Running from a cruel and ignorant father -- as well as the uncertainty and guilt surrounding the death of her mother years earlier -- 14-year-old Lily Owens (Dakota Fanning) rescues Rosaleen (Jennifer Hudson), a nanny who's become a fugitive, and sets out on a journey to find a place for herself in the world, as well as answers to questions about her mother's love. It's South Carolina in 1964: The president has just signed landmark Civil Rights legislation, and racial tensions are running high. Guided by some of Lily's mother's mementos, Lily and Rosaleen find their way to the home of the Boatwrights, a family of African-American women who run a thriving honey farm. Matriarch August Boatwright (Queen Latifah), takes the runaways in and, along with an assorted group of family and friends, provides them with a home, a heart, and answers.
Is it any good?
Director/writer Gina Prince-Bythewood is nothing if not earnest in her attempt to bring Sue Monk Kidd's heartwarming novel to the screen. The visuals in THE SECRET LIFE OF BEES pay tribute to the beauty of the South, its warm "honey" tones and thick, sweet air. The music is particularly wonderful and enriches the film's emotional core.

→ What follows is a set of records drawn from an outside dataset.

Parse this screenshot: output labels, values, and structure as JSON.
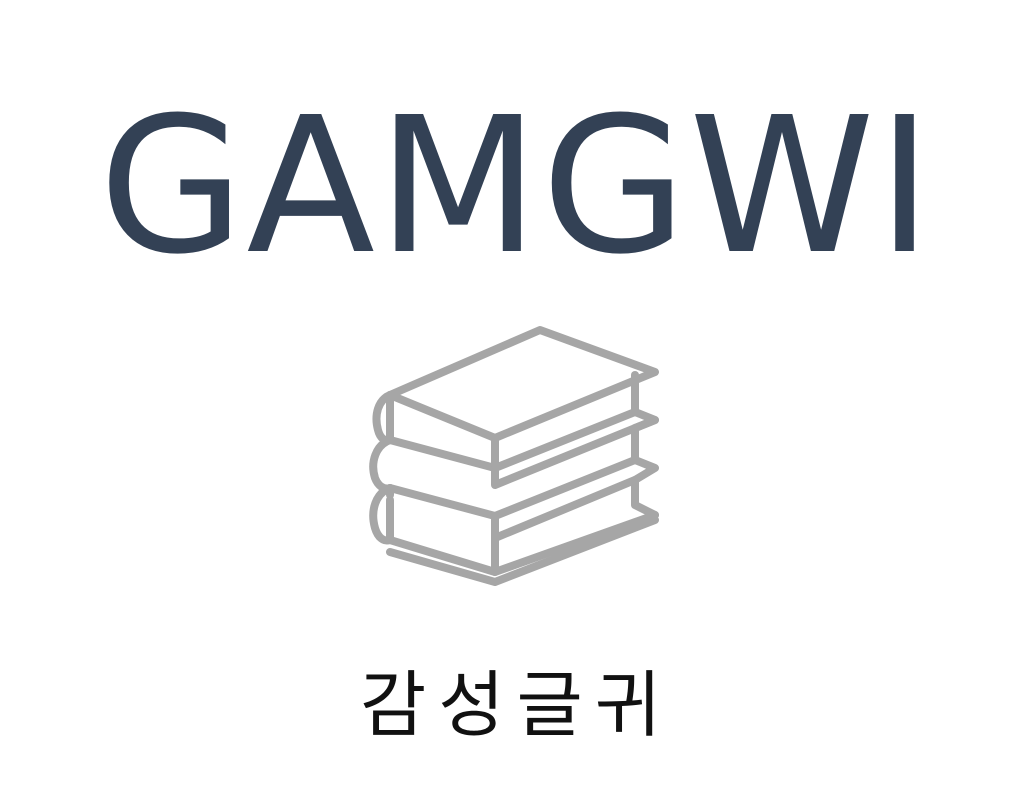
{
  "logo": {
    "name": "GAMGWI",
    "tagline": "감성글귀",
    "icon": "books-stack-icon",
    "colors": {
      "name": "#334155",
      "icon": "#a6a6a6",
      "tagline": "#111111",
      "background": "#ffffff"
    }
  }
}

But it's not a fully successful dramatization because the movie's heroes are almost all saintly and perfect, speaking in timeless homilies and maxims. The villains, on the other hand, are unrelentingly bad. Only Lily has the nuance of character that makes a movie more a work of art than a lesson to be learned.
Talk to your kids about ...
Families can talk about the movie's messages. More than 40 years have passed since the events in the film took place. How have racial politics changed? How haven't they? Families can also discuss what Lily was looking for when she left home. Why did she take Rosaleen with her? How did Lily's innocent acceptance of her African-American friends get them in trouble? Do the filmmakers show that Lily's father learned a lesson? Parents and teens who've read the book the movie is based on can compare and contrast the two. Which do you like better? Why?